Em 2024, a SPTuris estimou que cerca de 260 mil pessoas circularam pelo entorno de Interlagos durante o fim de semana do GP. Para este ano, a expectativa é de um público ainda maior, impulsionado pela presença do piloto brasileiro.
A presença de Bortoleto e o simbolismo do retorno brasileiro
A estreia de Gabriel Bortoleto, campeão da Fórmula 3 em 2023, marca o retorno do Brasil ao grid após oito anos. O último brasileiro a disputar uma prova de Fórmula 1 em casa havia sido Felipe Massa, em 2017.
Para especialistas, a presença de um piloto nacional tem peso simbólico e econômico. “Um competidor local desperta o interesse das marcas e aproxima o público.
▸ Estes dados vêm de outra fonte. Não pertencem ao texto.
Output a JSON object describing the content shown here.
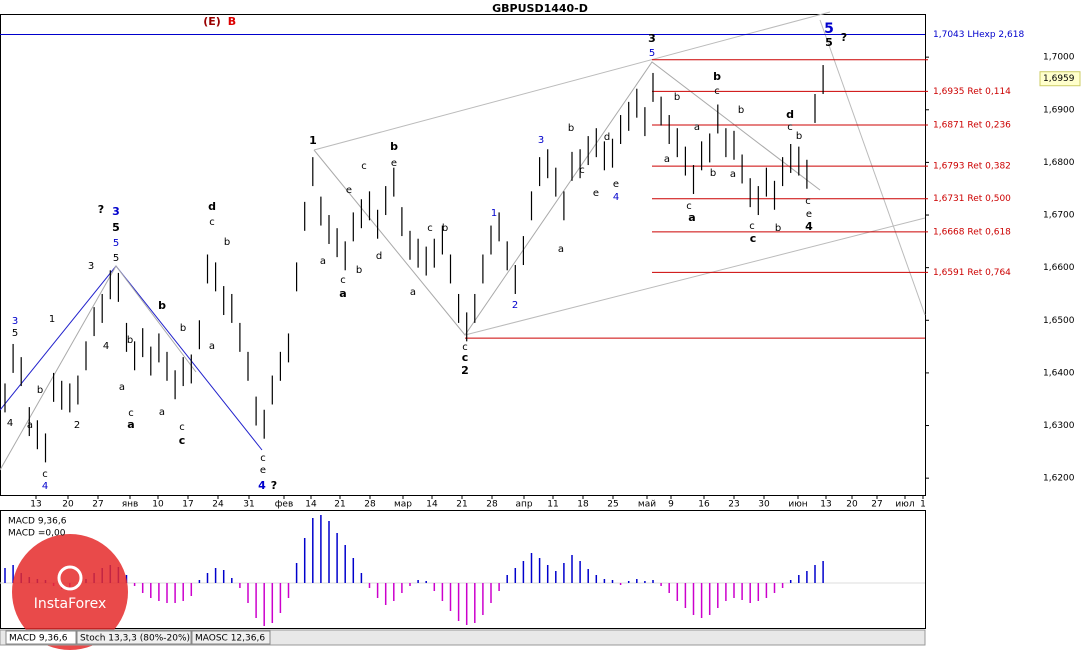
{
  "chart_data": {
    "type": "ohlc",
    "title": "GBPUSD1440-D",
    "ylim": [
      1.6168,
      1.7082
    ],
    "yticks": [
      {
        "value": 1.7,
        "label": "1,7000"
      },
      {
        "value": 1.69,
        "label": "1,6900"
      },
      {
        "value": 1.68,
        "label": "1,6800"
      },
      {
        "value": 1.67,
        "label": "1,6700"
      },
      {
        "value": 1.66,
        "label": "1,6600"
      },
      {
        "value": 1.65,
        "label": "1,6500"
      },
      {
        "value": 1.64,
        "label": "1,6400"
      },
      {
        "value": 1.63,
        "label": "1,6300"
      },
      {
        "value": 1.62,
        "label": "1,6200"
      }
    ],
    "current_price": {
      "value": 1.6959,
      "label": "1,6959"
    },
    "x_labels": [
      "13",
      "20",
      "27",
      "янв",
      "10",
      "17",
      "24",
      "31",
      "фев",
      "14",
      "21",
      "28",
      "мар",
      "14",
      "21",
      "28",
      "апр",
      "11",
      "18",
      "25",
      "май",
      "9",
      "16",
      "23",
      "30",
      "июн",
      "13",
      "20",
      "27",
      "июл",
      "1"
    ],
    "high": [
      1.638,
      1.6455,
      1.643,
      1.6335,
      1.631,
      1.6285,
      1.64,
      1.6385,
      1.638,
      1.6395,
      1.646,
      1.6525,
      1.655,
      1.6595,
      1.659,
      1.6495,
      1.646,
      1.6485,
      1.645,
      1.6475,
      1.644,
      1.6405,
      1.643,
      1.6435,
      1.65,
      1.6625,
      1.661,
      1.6565,
      1.655,
      1.6495,
      1.644,
      1.6355,
      1.633,
      1.6395,
      1.644,
      1.6475,
      1.661,
      1.6725,
      1.681,
      1.6735,
      1.67,
      1.6675,
      1.665,
      1.6705,
      1.673,
      1.6745,
      1.671,
      1.6755,
      1.679,
      1.6715,
      1.667,
      1.6655,
      1.664,
      1.6655,
      1.668,
      1.6625,
      1.655,
      1.6515,
      1.655,
      1.6625,
      1.668,
      1.6705,
      1.665,
      1.6605,
      1.666,
      1.6745,
      1.681,
      1.6825,
      1.679,
      1.6745,
      1.682,
      1.6825,
      1.685,
      1.6865,
      1.684,
      1.6845,
      1.689,
      1.6915,
      1.694,
      1.6905,
      1.697,
      1.6925,
      1.689,
      1.6865,
      1.683,
      1.6795,
      1.684,
      1.6855,
      1.691,
      1.6865,
      1.686,
      1.6815,
      1.677,
      1.6755,
      1.679,
      1.6765,
      1.681,
      1.6835,
      1.683,
      1.6805,
      1.693,
      1.6985
    ],
    "low": [
      1.6325,
      1.64,
      1.6375,
      1.628,
      1.6255,
      1.623,
      1.6345,
      1.633,
      1.6325,
      1.634,
      1.6405,
      1.647,
      1.6495,
      1.654,
      1.6535,
      1.644,
      1.6405,
      1.643,
      1.6395,
      1.642,
      1.6385,
      1.635,
      1.6375,
      1.638,
      1.6445,
      1.657,
      1.6555,
      1.651,
      1.6495,
      1.644,
      1.6385,
      1.63,
      1.6275,
      1.634,
      1.6385,
      1.642,
      1.6555,
      1.667,
      1.6755,
      1.668,
      1.6645,
      1.662,
      1.6595,
      1.665,
      1.6675,
      1.669,
      1.6655,
      1.67,
      1.6735,
      1.666,
      1.6615,
      1.66,
      1.6585,
      1.66,
      1.6625,
      1.657,
      1.6495,
      1.646,
      1.6495,
      1.657,
      1.6625,
      1.665,
      1.6595,
      1.655,
      1.6605,
      1.669,
      1.6755,
      1.677,
      1.6735,
      1.669,
      1.6765,
      1.677,
      1.6795,
      1.681,
      1.6785,
      1.679,
      1.6835,
      1.686,
      1.6885,
      1.685,
      1.6915,
      1.687,
      1.6835,
      1.681,
      1.6775,
      1.674,
      1.6785,
      1.68,
      1.6855,
      1.681,
      1.6805,
      1.676,
      1.6715,
      1.67,
      1.6735,
      1.671,
      1.6755,
      1.678,
      1.6775,
      1.675,
      1.6875,
      1.693
    ],
    "bar_color": "#000000",
    "expansion_level": {
      "value": 1.7043,
      "label": "1,7043 LHexp 2,618",
      "color": "#0000cc"
    },
    "levels": [
      {
        "value": 1.6935,
        "label": "1,6935 Ret 0,114"
      },
      {
        "value": 1.6871,
        "label": "1,6871 Ret 0,236"
      },
      {
        "value": 1.6793,
        "label": "1,6793 Ret 0,382"
      },
      {
        "value": 1.6731,
        "label": "1,6731 Ret 0,500"
      },
      {
        "value": 1.6668,
        "label": "1,6668 Ret 0,618"
      },
      {
        "value": 1.6591,
        "label": "1,6591 Ret 0,764"
      }
    ],
    "level_color": "#cc0000",
    "extra_levels": [
      1.6995,
      1.6466
    ],
    "wave_labels": [
      {
        "text": "(E)",
        "color": "#990000",
        "bold": true
      },
      {
        "text": "B",
        "color": "#dd0000",
        "bold": true
      },
      {
        "text": "3",
        "color": "#0000cc"
      },
      {
        "text": "5"
      },
      {
        "text": "4"
      },
      {
        "text": "b"
      },
      {
        "text": "a"
      },
      {
        "text": "c"
      },
      {
        "text": "4",
        "color": "#0000cc"
      },
      {
        "text": "1"
      },
      {
        "text": "2"
      },
      {
        "text": "3"
      },
      {
        "text": "4"
      },
      {
        "text": "?",
        "bold": true
      },
      {
        "text": "3",
        "color": "#0000cc",
        "bold": true
      },
      {
        "text": "5",
        "bold": true
      },
      {
        "text": "5",
        "color": "#0000cc"
      },
      {
        "text": "5"
      },
      {
        "text": "a"
      },
      {
        "text": "b"
      },
      {
        "text": "c"
      },
      {
        "text": "a",
        "bold": true
      },
      {
        "text": "b",
        "bold": true
      },
      {
        "text": "a"
      },
      {
        "text": "c"
      },
      {
        "text": "c",
        "bold": true
      },
      {
        "text": "b"
      },
      {
        "text": "a"
      },
      {
        "text": "c"
      },
      {
        "text": "d",
        "bold": true
      },
      {
        "text": "b"
      },
      {
        "text": "c"
      },
      {
        "text": "e"
      },
      {
        "text": "4",
        "color": "#0000cc",
        "bold": true
      },
      {
        "text": "?",
        "bold": true
      },
      {
        "text": "1",
        "bold": true
      },
      {
        "text": "a"
      },
      {
        "text": "c"
      },
      {
        "text": "a",
        "bold": true
      },
      {
        "text": "e"
      },
      {
        "text": "c"
      },
      {
        "text": "b"
      },
      {
        "text": "d"
      },
      {
        "text": "b",
        "bold": true
      },
      {
        "text": "e"
      },
      {
        "text": "a"
      },
      {
        "text": "c"
      },
      {
        "text": "b"
      },
      {
        "text": "c"
      },
      {
        "text": "c",
        "bold": true
      },
      {
        "text": "2",
        "bold": true
      },
      {
        "text": "1",
        "color": "#0000cc"
      },
      {
        "text": "2",
        "color": "#0000cc"
      },
      {
        "text": "3",
        "color": "#0000cc"
      },
      {
        "text": "b"
      },
      {
        "text": "a"
      },
      {
        "text": "c"
      },
      {
        "text": "d"
      },
      {
        "text": "e"
      },
      {
        "text": "e"
      },
      {
        "text": "4",
        "color": "#0000cc"
      },
      {
        "text": "3",
        "bold": true
      },
      {
        "text": "5",
        "color": "#0000cc"
      },
      {
        "text": "b"
      },
      {
        "text": "a"
      },
      {
        "text": "c"
      },
      {
        "text": "a",
        "bold": true
      },
      {
        "text": "a"
      },
      {
        "text": "b"
      },
      {
        "text": "b",
        "bold": true
      },
      {
        "text": "c"
      },
      {
        "text": "b"
      },
      {
        "text": "a"
      },
      {
        "text": "c"
      },
      {
        "text": "c",
        "bold": true
      },
      {
        "text": "b"
      },
      {
        "text": "d",
        "bold": true
      },
      {
        "text": "c"
      },
      {
        "text": "b"
      },
      {
        "text": "c"
      },
      {
        "text": "e"
      },
      {
        "text": "4",
        "bold": true
      },
      {
        "text": "5",
        "color": "#0000cc",
        "bold": true
      },
      {
        "text": "5",
        "bold": true
      },
      {
        "text": "?",
        "bold": true
      }
    ],
    "macd": {
      "label": "MACD 9,36,6",
      "value_label": "MACD =0,00",
      "ylim": [
        -0.0057,
        0.0071
      ],
      "positive_color": "#0000cc",
      "negative_color": "#cc00cc",
      "values": [
        0.0015,
        0.0018,
        0.001,
        0.0006,
        0.0004,
        0.0003,
        -0.0003,
        -0.0006,
        -0.0008,
        -0.0005,
        0.0004,
        0.001,
        0.0015,
        0.0018,
        0.0016,
        0.0008,
        -0.0003,
        -0.001,
        -0.0015,
        -0.0018,
        -0.002,
        -0.002,
        -0.0018,
        -0.0013,
        0.0003,
        0.001,
        0.0015,
        0.0013,
        0.0005,
        -0.0005,
        -0.002,
        -0.0035,
        -0.0043,
        -0.004,
        -0.003,
        -0.0015,
        0.002,
        0.0045,
        0.0065,
        0.0068,
        0.0062,
        0.005,
        0.0038,
        0.0025,
        0.001,
        -0.0005,
        -0.0015,
        -0.0022,
        -0.0018,
        -0.001,
        -0.0003,
        0.0003,
        0.0002,
        -0.0008,
        -0.0018,
        -0.0028,
        -0.0038,
        -0.0042,
        -0.004,
        -0.0032,
        -0.002,
        -0.0008,
        0.0008,
        0.0015,
        0.0022,
        0.003,
        0.0025,
        0.0018,
        0.0012,
        0.002,
        0.0028,
        0.0022,
        0.0014,
        0.0008,
        0.0004,
        0.0003,
        -0.0002,
        0.0002,
        0.0004,
        0.0002,
        0.0003,
        -0.0003,
        -0.001,
        -0.0018,
        -0.0025,
        -0.0032,
        -0.0035,
        -0.0032,
        -0.0025,
        -0.0018,
        -0.0015,
        -0.0017,
        -0.002,
        -0.0018,
        -0.0015,
        -0.001,
        -0.0005,
        0.0003,
        0.0008,
        0.0012,
        0.0018,
        0.0022
      ]
    },
    "tabs": [
      "MACD 9,36,6",
      "Stoch 13,3,3 (80%-20%)",
      "MAOSC 12,36,6"
    ],
    "logo": "InstaForex"
  }
}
Isso movimenta desde o setor de hospitalidade até as transmissões e o consumo de produtos licenciados”, destacou Ecclestone.
O retorno de um representante brasileiro também reforça a imagem do país como polo de formação de talentos no automobilismo, ampliando o interesse de patrocinadores e investidores.
Tecnologia, inclusão e novos negócios
Além do entretenimento, o GP de São Paulo se consolida como vitrine tecnológica e comercial. Empresas do setor automotivo, energético e digital aproveitam o evento para lançar produtos e testar soluções sustentáveis, como o uso de biocombustíveis e tecnologias de eficiência energética.
Fabiana Ecclestone, que também atua como empresária, produz em Amparo (SP) o Celebrity Coffee, marca de cafés especiais servida no Paddock Club da Fórmula 1. O exemplo mostra como o evento se torna vitrine para empreendedores e pequenos produtores brasileiros, conectando negócios locais a uma audiência internacional.
Ação na pista e expectativa
Na pista, o destaque ficou para Lando Norris, da McLaren, que liderou os treinos livres e a classificação da corrida sprint. O italiano Andrea Kimi Antonelli, da Mercedes, garantiu a segunda posição, enquanto Oscar Piastri completou o top 3.
O tricampeão mundial Max Verstappen, da Red Bull, parte da sexta colocação. Já Gabriel Bortoleto encerrou a sexta-feira na 14ª posição na classificação da sprint, mas foi o quinto mais rápido no treino livre, animando o público nas arquibancadas.